With formal negotiations on forming a government in Italy yet to begin, the jury is still out on whether the 5- Star Movement is more than its leader.

Comparisons are being made with Germany's Pirate Party - also an upstart, Internet-based movement - which, lacking a strong leader, is riven by internecine fighting.

The 5-Star Movment's 163 MPs and senators-elect got together for the first time at the beginning of this week. Most of them had not heard of or met one another before, having been selected in online primaries. They are all considered spokespeople of the party. And Grillo is the grand amplifier of the voice of party members.

Grillo himself has denounced all traditional parties in Italy and has refused to deal with Italian media. His party is the only one that refuses state financing.

But he has also shown an iron streak. Italian media have widely reported on the fact that he expelled two local councillors last year who appeared on talk shows with politicians from other parties.

It remains unclear whether the 5-Star Movement can make the transition from arriviste movement to governing party.

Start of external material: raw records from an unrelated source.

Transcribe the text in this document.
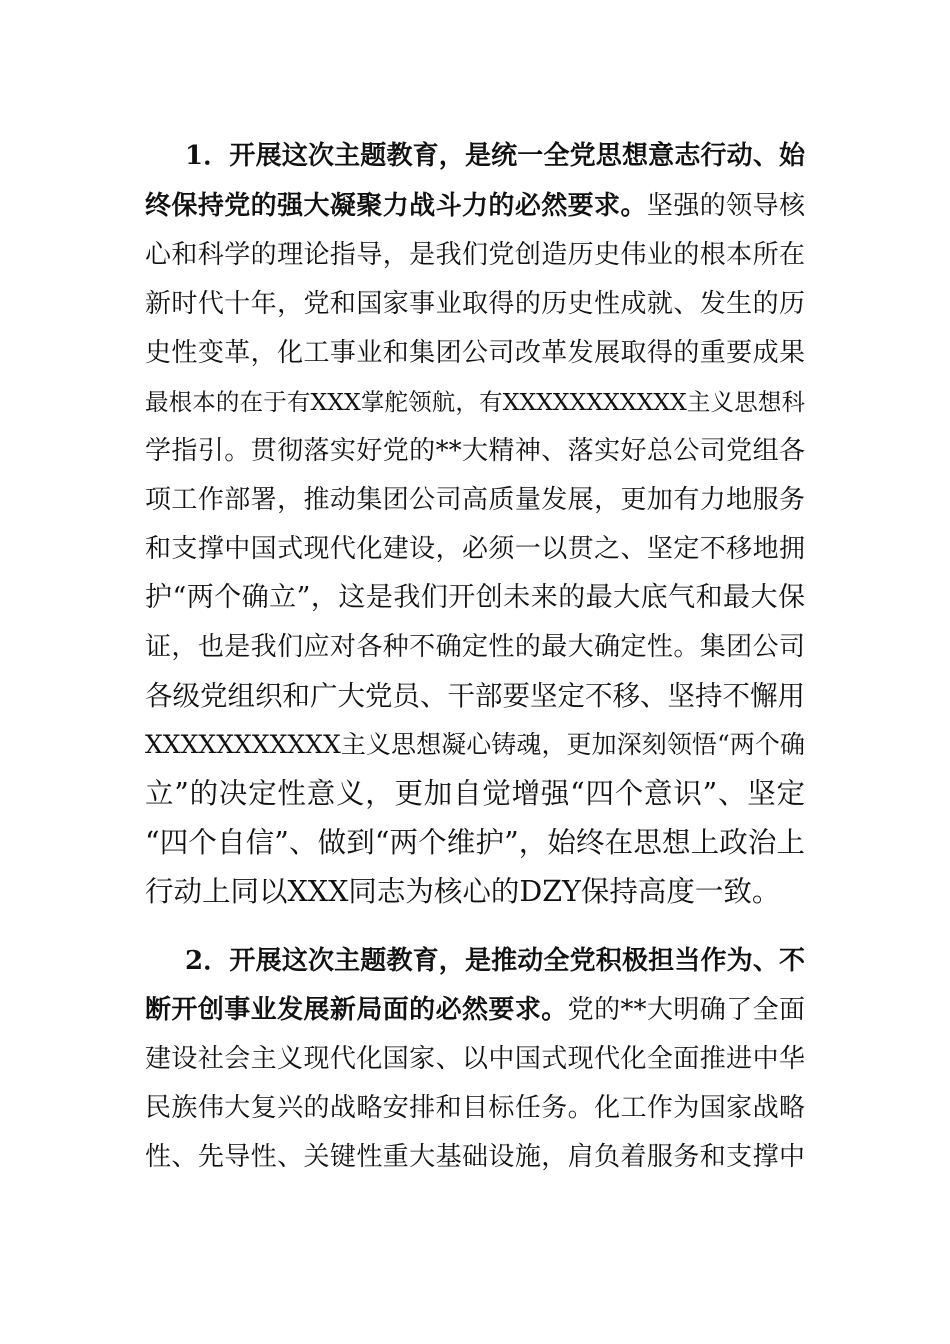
1．开展这次主题教育，是统一全党思想意志行动、始
终保持党的强大凝聚力战斗力的必然要求。坚强的领导核
心和科学的理论指导，是我们党创造历史伟业的根本所在
新时代十年，党和国家事业取得的历史性成就、发生的历
史性变革，化工事业和集团公司改革发展取得的重要成果
最根本的在于有XXX掌舵领航，有XXXXXXXXXXX主义思想科
学指引。贯彻落实好党的**大精神、落实好总公司党组各
项工作部署，推动集团公司高质量发展，更加有力地服务
和支撑中国式现代化建设，必须一以贯之、坚定不移地拥
护“两个确立”，这是我们开创未来的最大底气和最大保
证，也是我们应对各种不确定性的最大确定性。集团公司
各级党组织和广大党员、干部要坚定不移、坚持不懈用
XXXXXXXXXXX主义思想凝心铸魂，更加深刻领悟“两个确
立”的决定性意义，更加自觉增强“四个意识”、坚定
“四个自信”、做到“两个维护”，始终在思想上政治上
行动上同以XXX同志为核心的DZY保持高度一致。
2．开展这次主题教育，是推动全党积极担当作为、不
断开创事业发展新局面的必然要求。党的**大明确了全面
建设社会主义现代化国家、以中国式现代化全面推进中华
民族伟大复兴的战略安排和目标任务。化工作为国家战略
性、先导性、关键性重大基础设施，肩负着服务和支撑中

"Is social media just a fancy new way communicating with your followers rather than representing a different way of doing politics?" asks Grabbe.

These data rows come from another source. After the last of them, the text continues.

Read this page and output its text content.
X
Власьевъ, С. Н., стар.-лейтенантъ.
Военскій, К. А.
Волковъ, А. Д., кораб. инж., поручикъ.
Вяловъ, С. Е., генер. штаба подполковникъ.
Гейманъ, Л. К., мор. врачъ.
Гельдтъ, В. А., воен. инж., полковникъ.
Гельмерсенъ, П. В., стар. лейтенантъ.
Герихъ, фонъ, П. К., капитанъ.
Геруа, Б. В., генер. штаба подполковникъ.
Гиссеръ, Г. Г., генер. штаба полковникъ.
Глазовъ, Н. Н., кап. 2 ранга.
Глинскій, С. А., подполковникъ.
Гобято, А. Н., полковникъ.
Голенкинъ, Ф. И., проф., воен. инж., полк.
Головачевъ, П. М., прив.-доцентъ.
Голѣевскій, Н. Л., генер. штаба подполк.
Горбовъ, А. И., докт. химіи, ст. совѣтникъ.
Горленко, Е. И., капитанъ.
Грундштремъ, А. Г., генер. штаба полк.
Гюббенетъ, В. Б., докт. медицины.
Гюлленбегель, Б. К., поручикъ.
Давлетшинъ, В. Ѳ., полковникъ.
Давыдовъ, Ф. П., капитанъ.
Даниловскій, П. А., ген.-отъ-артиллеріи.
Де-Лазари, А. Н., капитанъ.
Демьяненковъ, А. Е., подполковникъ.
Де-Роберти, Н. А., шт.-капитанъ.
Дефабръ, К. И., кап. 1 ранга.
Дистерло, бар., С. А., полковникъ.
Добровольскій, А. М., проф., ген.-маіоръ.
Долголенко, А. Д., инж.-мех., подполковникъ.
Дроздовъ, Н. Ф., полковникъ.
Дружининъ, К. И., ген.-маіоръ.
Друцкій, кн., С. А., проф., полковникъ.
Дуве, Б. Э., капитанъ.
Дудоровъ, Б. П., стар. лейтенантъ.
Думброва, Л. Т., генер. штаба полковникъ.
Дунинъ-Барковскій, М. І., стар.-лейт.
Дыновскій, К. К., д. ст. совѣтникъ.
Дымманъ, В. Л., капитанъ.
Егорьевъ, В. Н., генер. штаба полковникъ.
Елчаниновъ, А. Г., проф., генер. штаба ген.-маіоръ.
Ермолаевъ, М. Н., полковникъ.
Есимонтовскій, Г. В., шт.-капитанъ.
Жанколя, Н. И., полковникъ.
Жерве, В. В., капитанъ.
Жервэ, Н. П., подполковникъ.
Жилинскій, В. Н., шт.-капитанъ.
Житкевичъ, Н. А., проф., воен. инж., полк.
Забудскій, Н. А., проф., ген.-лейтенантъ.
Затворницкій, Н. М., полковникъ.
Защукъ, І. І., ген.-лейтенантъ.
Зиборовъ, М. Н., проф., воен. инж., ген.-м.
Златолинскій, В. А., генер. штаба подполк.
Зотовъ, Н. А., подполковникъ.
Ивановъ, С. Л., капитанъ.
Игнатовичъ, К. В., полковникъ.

Meanwhile, another open question is whether Grillo is the type of politician to rest within the confines of Italy? A couple of years down the line, predicts Bartlett, Grillo will aim for a pan-European movement.

He is already telling other similar movements, such as the Spanish protest movement Indignados, where they are going wrong.

"The two [movements] were identical: get rid of the parties, put citizens in, limits of two terms, get the corrupt out of Parliament. But they were just in the piazza. We went into the piazza too, but we gathered 350,000 signatures," he told Time magazine.

"You guys stopped with piazzas, and then fought with police, with citizens like you. We’ve surpassed that. It’s not me coming to learn from you. You need to understand that with the Internet, you can do like us," he added.